Die wiederholte Frage nach dem derzeitigen Vermögen der Gesellschaft sowie zu den Verbindlichkeiten wurde zu keiner Zeit konkret beantwortet. Der Veräußerungserlös der Immobilien könne erst nach Abschluss des Verkaufs benannt werden, den Wert der Inhaberschuldverschreibungen bei der insolventen Privatbank Reithinger könne auch erst nach Abschluss des Insolvenzverfahrens mitgeteilt werden.

Jedoch gehe man davon aus, dass der Anteil, den die einzelnen Gesellschafter erwarben, beim Fonds Nr. 1 noch ca. 50 Prozent wert sei, während der Anteil beim Fonds Nr. 2 lediglich noch ca. 30 Prozent Wert habe.

Derzeit decken die Einnahmen ungefähr die Ausgaben.

Auf die Frage, ob bei der Finanzierungsvermittlung oder in anderem Zusammenhang an die Procurator sogenannte „Kick-Backs“ – also Provisionen aus Anlegergeldern – geflossen seien, wurden gewissen „Honorare“ eingeräumt. Ob dies Provisionen gewesen seien, dazu wollte man sich nicht äußern.

Immer wieder wurde der Procurator als Treuhänder das Misstrauen ausgesprochen und die mangelnde Transparenz gerügt. Hierauf wurde oft wortgewandt und umfangreich – aber eben nicht konkret – geantwortet. Auch könne man zu den Bietern derzeit keine Auskunft geben.

Anschließend und abschließend wurde die Abstimmung über die zu ändernden Punkte des Gesellschaftsvertrages der beiden Fondsgesellschaften durchgeführt.

Beim Fonds 1 waren von insgesamt 154.000 Stimmen 89.000 Stimmen anwesend, wovon 58.002 auf die Procurator entfielen bzw. von dieser vertreten wurden.

Beim Fonds 2 waren von insgesamt 94.103 Stimmen 28.534 Stimmen anwesend, wovon 2002 auf die Procurator entfielen bzw. von dieser vertreten wurden.

Die Abstimmungsergebnisse wurden nicht am Anschluss bekannt gegeben.

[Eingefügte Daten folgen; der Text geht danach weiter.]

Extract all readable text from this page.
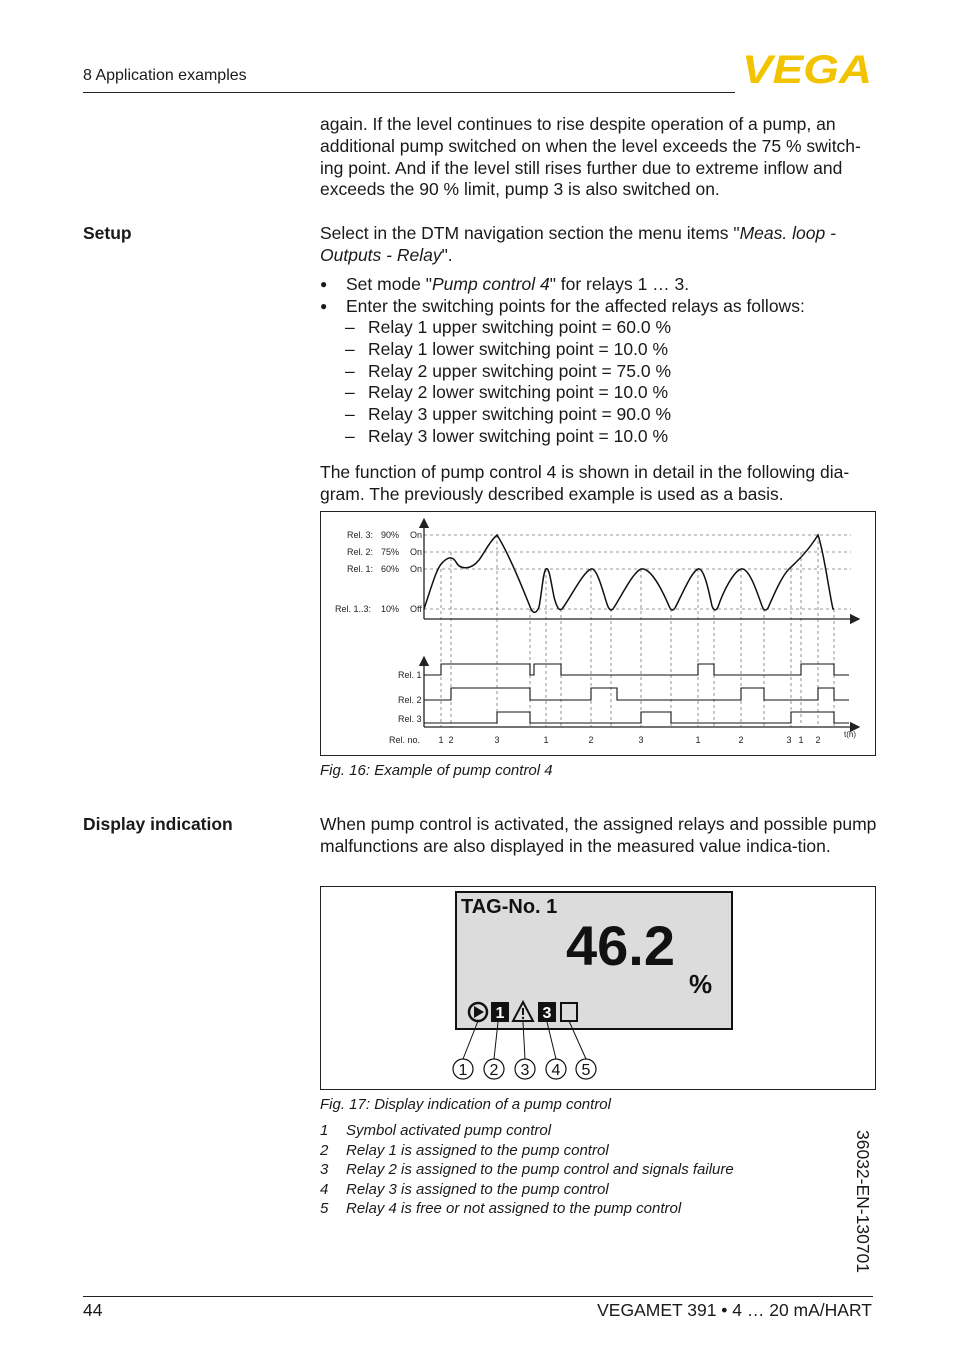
8 Application examples	VEGA
again. If the level continues to rise despite operation of a pump, an additional pump switched on when the level exceeds the 75 % switch-ing point. And if the level still rises further due to extreme inflow and exceeds the 90 % limit, pump 3 is also switched on.
Setup	Select in the DTM navigation section the menu items "Meas. loop - Outputs - Relay".
● Set mode "Pump control 4" for relays 1 … 3.
● Enter the switching points for the affected relays as follows:
– Relay 1 upper switching point = 60.0 %
– Relay 1 lower switching point = 10.0 %
– Relay 2 upper switching point = 75.0 %
– Relay 2 lower switching point = 10.0 %
– Relay 3 upper switching point = 90.0 %
– Relay 3 lower switching point = 10.0 %
The function of pump control 4 is shown in detail in the following dia-gram. The previously described example is used as a basis.
Rel. 3: 90% On
Rel. 2: 75% On
Rel. 1: 60% On
Rel. 1..3: 10% Off
Rel. 1
Rel. 2
Rel. 3
Rel. no.
t(h)
1 2	3	1	2	3	1	2	3 1 2
Fig. 16: Example of pump control 4
Display indication	When pump control is activated, the assigned relays and possible pump malfunctions are also displayed in the measured value indica-tion.
TAG-No. 1
46.2
%
1 3
1 2 3 4 5
Fig. 17: Display indication of a pump control
1 Symbol activated pump control
2 Relay 1 is assigned to the pump control
3 Relay 2 is assigned to the pump control and signals failure
4 Relay 3 is assigned to the pump control
5 Relay 4 is free or not assigned to the pump control	36032-EN-130701
44	VEGAMET 391 • 4 … 20 mA/HART
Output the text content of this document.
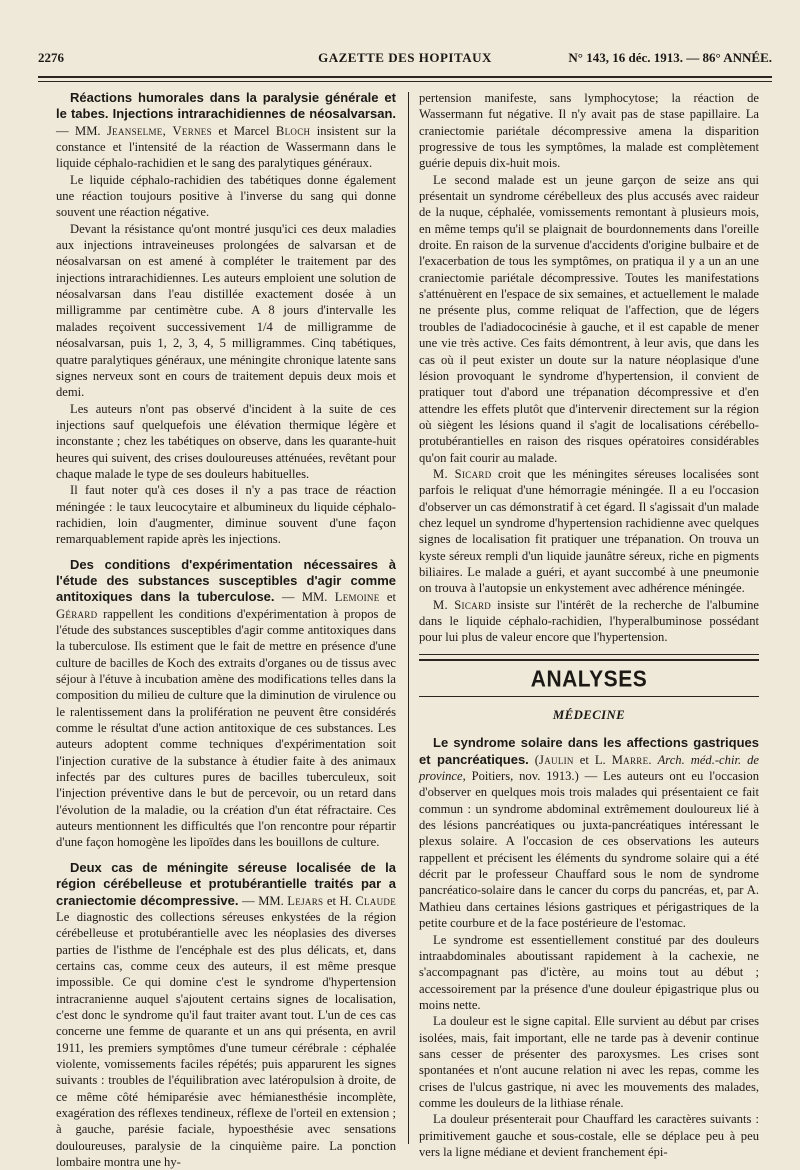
2276	GAZETTE DES HOPITAUX	N° 143, 16 déc. 1913. — 86° ANNÉE.

Réactions humorales dans la paralysie générale et le tabes. Injections intrarachidiennes de néosalvarsan. — MM. Jeanselme, Vernes et Marcel Bloch insistent sur la constance et l'intensité de la réaction de Wassermann dans le liquide céphalo-rachidien et le sang des paralytiques généraux.

Le liquide céphalo-rachidien des tabétiques donne également une réaction toujours positive à l'inverse du sang qui donne souvent une réaction négative.

Devant la résistance qu'ont montré jusqu'ici ces deux maladies aux injections intraveineuses prolongées de salvarsan et de néosalvarsan on est amené à compléter le traitement par des injections intrarachidiennes. Les auteurs emploient une solution de néosalvarsan dans l'eau distillée exactement dosée à un milligramme par centimètre cube. A 8 jours d'intervalle les malades reçoivent successivement 1/4 de milligramme de néosalvarsan, puis 1, 2, 3, 4, 5 milligrammes. Cinq tabétiques, quatre paralytiques généraux, une méningite chronique latente sans signes nerveux sont en cours de traitement depuis deux mois et demi.

Les auteurs n'ont pas observé d'incident à la suite de ces injections sauf quelquefois une élévation thermique légère et inconstante ; chez les tabétiques on observe, dans les quarante-huit heures qui suivent, des crises douloureuses atténuées, revêtant pour chaque malade le type de ses douleurs habituelles.

Il faut noter qu'à ces doses il n'y a pas trace de réaction méningée : le taux leucocytaire et albumineux du liquide céphalo-rachidien, loin d'augmenter, diminue souvent d'une façon remarquablement rapide après les injections.

Des conditions d'expérimentation nécessaires à l'étude des substances susceptibles d'agir comme antitoxiques dans la tuberculose. — MM. Lemoine et Gérard rappellent les conditions d'expérimentation à propos de l'étude des substances susceptibles d'agir comme antitoxiques dans la tuberculose. Ils estiment que le fait de mettre en présence d'une culture de bacilles de Koch des extraits d'organes ou de tissus avec séjour à l'étuve à incubation amène des modifications telles dans la composition du milieu de culture que la diminution de virulence ou le ralentissement dans la prolifération ne peuvent être considérés comme le résultat d'une action antitoxique de ces substances. Les auteurs adoptent comme techniques d'expérimentation soit l'injection curative de la substance à étudier faite à des animaux infectés par des cultures pures de bacilles tuberculeux, soit l'injection préventive dans le but de percevoir, ou un retard dans l'évolution de la maladie, ou la création d'un état réfractaire. Ces auteurs mentionnent les difficultés que l'on rencontre pour répartir d'une façon homogène les lipoïdes dans les bouillons de culture.

Deux cas de méningite séreuse localisée de la région cérébelleuse et protubérantielle traités par a craniectomie décompressive. — MM. Lejars et H. Claude Le diagnostic des collections séreuses enkystées de la région cérébelleuse et protubérantielle avec les néoplasies des diverses parties de l'isthme de l'encéphale est des plus délicats, et, dans certains cas, comme ceux des auteurs, il est même presque impossible. Ce qui domine c'est le syndrome d'hypertension intracranienne auquel s'ajoutent certains signes de localisation, c'est donc le syndrome qu'il faut traiter avant tout. L'un de ces cas concerne une femme de quarante et un ans qui présenta, en avril 1911, les premiers symptômes d'une tumeur cérébrale : céphalée violente, vomissements faciles répétés; puis apparurent les signes suivants : troubles de l'équilibration avec latéropulsion à droite, de ce même côté hémiparésie avec hémianesthésie incomplète, exagération des réflexes tendineux, réflexe de l'orteil en extension ; à gauche, parésie faciale, hypoesthésie avec sensations douloureuses, paralysie de la cinquième paire. La ponction lombaire montra une hy-

pertension manifeste, sans lymphocytose; la réaction de Wassermann fut négative. Il n'y avait pas de stase papillaire. La craniectomie pariétale décompressive amena la disparition progressive de tous les symptômes, la malade est complètement guérie depuis dix-huit mois.

Le second malade est un jeune garçon de seize ans qui présentait un syndrome cérébelleux des plus accusés avec raideur de la nuque, céphalée, vomissements remontant à plusieurs mois, en même temps qu'il se plaignait de bourdonnements dans l'oreille droite. En raison de la survenue d'accidents d'origine bulbaire et de l'exacerbation de tous les symptômes, on pratiqua il y a un an une craniectomie pariétale décompressive. Toutes les manifestations s'atténuèrent en l'espace de six semaines, et actuellement le malade ne présente plus, comme reliquat de l'affection, que de légers troubles de l'adiadococinésie à gauche, et il est capable de mener une vie très active. Ces faits démontrent, à leur avis, que dans les cas où il peut exister un doute sur la nature néoplasique d'une lésion provoquant le syndrome d'hypertension, il convient de pratiquer tout d'abord une trépanation décompressive et d'en attendre les effets plutôt que d'intervenir directement sur la région où siègent les lésions quand il s'agit de localisations cérébello-protubérantielles en raison des risques opératoires considérables qu'on fait courir au malade.

M. Sicard croit que les méningites séreuses localisées sont parfois le reliquat d'une hémorragie méningée. Il a eu l'occasion d'observer un cas démonstratif à cet égard. Il s'agissait d'un malade chez lequel un syndrome d'hypertension rachidienne avec quelques signes de localisation fit pratiquer une trépanation. On trouva un kyste séreux rempli d'un liquide jaunâtre séreux, riche en pigments biliaires. Le malade a guéri, et ayant succombé à une pneumonie on trouva à l'autopsie un enkystement avec adhérence méningée.

M. Sicard insiste sur l'intérêt de la recherche de l'albumine dans le liquide céphalo-rachidien, l'hyperalbuminose possédant pour lui plus de valeur encore que l'hypertension.

ANALYSES
MÉDECINE

Le syndrome solaire dans les affections gastriques et pancréatiques. (Jaulin et L. Marre. Arch. méd.-chir. de province, Poitiers, nov. 1913.) — Les auteurs ont eu l'occasion d'observer en quelques mois trois malades qui présentaient ce fait commun : un syndrome abdominal extrêmement douloureux lié à des lésions pancréatiques ou juxta-pancréatiques intéressant le plexus solaire. A l'occasion de ces observations les auteurs rappellent et précisent les éléments du syndrome solaire qui a été décrit par le professeur Chauffard sous le nom de syndrome pancréatico-solaire dans le cancer du corps du pancréas, et, par A. Mathieu dans certaines lésions gastriques et périgastriques de la petite courbure et de la face postérieure de l'estomac.

Le syndrome est essentiellement constitué par des douleurs intraabdominales aboutissant rapidement à la cachexie, ne s'accompagnant pas d'ictère, au moins tout au début ; accessoirement par la présence d'une douleur épigastrique plus ou moins nette.

La douleur est le signe capital. Elle survient au début par crises isolées, mais, fait important, elle ne tarde pas à devenir continue sans cesser de présenter des paroxysmes. Les crises sont spontanées et n'ont aucune relation ni avec les repas, comme les crises de l'ulcus gastrique, ni avec les mouvements des malades, comme les douleurs de la lithiase rénale.

La douleur présenterait pour Chauffard les caractères suivants : primitivement gauche et sous-costale, elle se déplace peu à peu vers la ligne médiane et devient franchement épi-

Diese werden mit Versand des Protokolls veröffentlicht.

Im Ergebnis ist festzuhalten, dass alle Anleger bei den DBVI Fonds erhebliche Verluste erleiden werden, selbst wenn es der Geschäftführung möglich sein wird, die Immobilien zu einem angemessenen Preis zu veräußern. Diejenigen, die ihre Anteile über ein Darlehen finanziert haben, müssen zudem weiter Zins und Tilgung weiter tragen, zahlen also für ein Darlehen, dass für eine Sache verwendet wurde, die mittlerweile erheblichen Wert verloren hat.

Befremdlich war, dass die Gesellschaftsversammlungen von zwei Gesellschaften gleichzeitig abgehalten wurden und belastbares Zahlenmaterial nicht zur Verfügung stand oder nicht bekannt gegeben werden sollte.